Un réfugié syrien âgé de 28 ans a été condamné à 20 ans de réclusion criminelle par la cour d’assises de Toulouse pour le meurtre de son voisin, un retraité de 62 ans, survenu en novembre 2021. L'accusé, dont les responsabilités ont été mises en lumière par de solides éléments de l'enquête, avait nié toute implication dans ce crime.
Abdul Rahman El M. a reçu sa sentence le 5 mars, comme rapporté par Actu Toulouse. Bien qu'il ait tenté de minimiser son rôle, ses mondes incohérents ont fini par convaincre le jury de sa culpabilité.

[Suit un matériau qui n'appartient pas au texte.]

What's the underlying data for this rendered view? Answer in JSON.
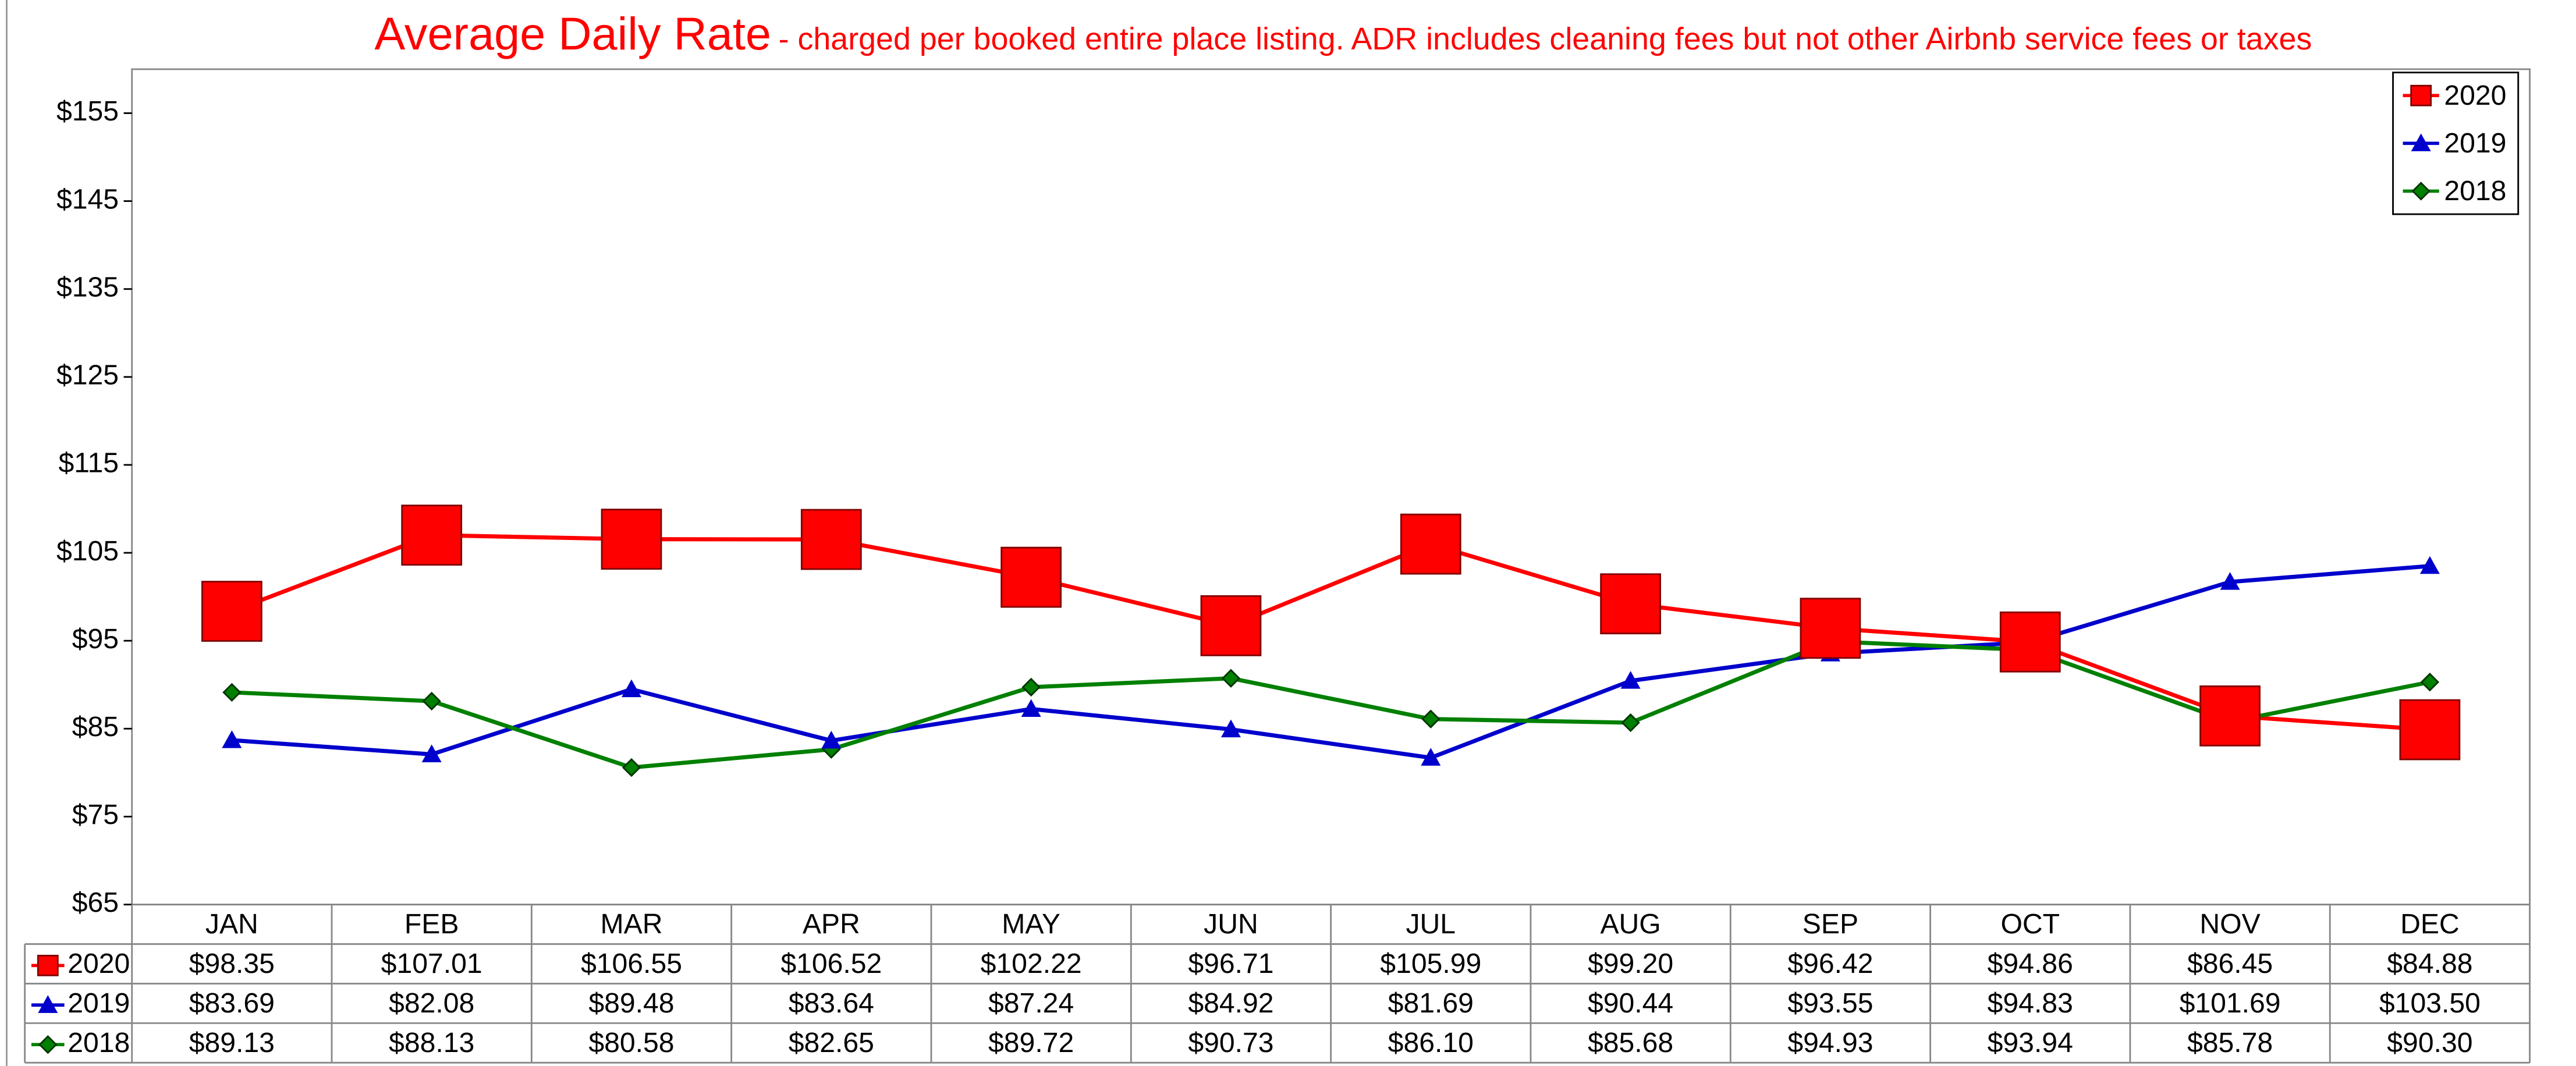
{
  "chart_data": {
    "type": "line",
    "title": "Average Daily Rate",
    "subtitle": "- charged per booked entire place listing. ADR includes cleaning fees but not other Airbnb service fees or taxes",
    "categories": [
      "JAN",
      "FEB",
      "MAR",
      "APR",
      "MAY",
      "JUN",
      "JUL",
      "AUG",
      "SEP",
      "OCT",
      "NOV",
      "DEC"
    ],
    "ylim": [
      65,
      160
    ],
    "yticks": [
      {
        "value": 65,
        "label": "$65"
      },
      {
        "value": 75,
        "label": "$75"
      },
      {
        "value": 85,
        "label": "$85"
      },
      {
        "value": 95,
        "label": "$95"
      },
      {
        "value": 105,
        "label": "$105"
      },
      {
        "value": 115,
        "label": "$115"
      },
      {
        "value": 125,
        "label": "$125"
      },
      {
        "value": 135,
        "label": "$135"
      },
      {
        "value": 145,
        "label": "$145"
      },
      {
        "value": 155,
        "label": "$155"
      }
    ],
    "legend": "top-right",
    "series": [
      {
        "name": "2020",
        "color": "#ff0000",
        "marker": "square",
        "values": [
          98.35,
          107.01,
          106.55,
          106.52,
          102.22,
          96.71,
          105.99,
          99.2,
          96.42,
          94.86,
          86.45,
          84.88
        ],
        "value_labels": [
          "$98.35",
          "$107.01",
          "$106.55",
          "$106.52",
          "$102.22",
          "$96.71",
          "$105.99",
          "$99.20",
          "$96.42",
          "$94.86",
          "$86.45",
          "$84.88"
        ]
      },
      {
        "name": "2019",
        "color": "#0000cc",
        "marker": "triangle",
        "values": [
          83.69,
          82.08,
          89.48,
          83.64,
          87.24,
          84.92,
          81.69,
          90.44,
          93.55,
          94.83,
          101.69,
          103.5
        ],
        "value_labels": [
          "$83.69",
          "$82.08",
          "$89.48",
          "$83.64",
          "$87.24",
          "$84.92",
          "$81.69",
          "$90.44",
          "$93.55",
          "$94.83",
          "$101.69",
          "$103.50"
        ]
      },
      {
        "name": "2018",
        "color": "#008000",
        "marker": "diamond",
        "values": [
          89.13,
          88.13,
          80.58,
          82.65,
          89.72,
          90.73,
          86.1,
          85.68,
          94.93,
          93.94,
          85.78,
          90.3
        ],
        "value_labels": [
          "$89.13",
          "$88.13",
          "$80.58",
          "$82.65",
          "$89.72",
          "$90.73",
          "$86.10",
          "$85.68",
          "$94.93",
          "$93.94",
          "$85.78",
          "$90.30"
        ]
      }
    ]
  }
}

La tragédie s’est déroulée dans la nuit du 14 au 15 novembre 2021, à la cité Bourbaki, où Philippe M. a été abattu par balle puis poignardé à douze reprises, l'un des coups provoquant son éviscération.
Le corps retrouvé trois jours plus tard
Philippe M. n'a été découvert que trois jours après le drame, lorsque son frère, inquiet, s'est rendu à son domicile. À son arrivée, il a retrouvé la victime inanimée, baignant dans une mare de sang, au milieu d'une maison totalement saccagée, décrite par les enquêteurs comme étant “en désordre complet”. Rapidement, les investigations ont désigné Abdul Rahman El M. comme le principal suspect.
Des preuves compromettantes ont été mises au jour ; l’accusé avait utilisé la carte bancaire de la victime pour réaliser des achats peu après le meurtre. De surcroît, un gant taché du sang de Philippe M. a été découvert lors d’une perquisition à son domicile. Après un procès de quatre jours où les jurés ont examiné les éléments, ils ont finalement condamné le jeune homme à 20 ans de réclusion criminelle, malgré ses dénégations. À la base, il faisait face à une peine pouvant atteindre la réclusion criminelle à perpétuité.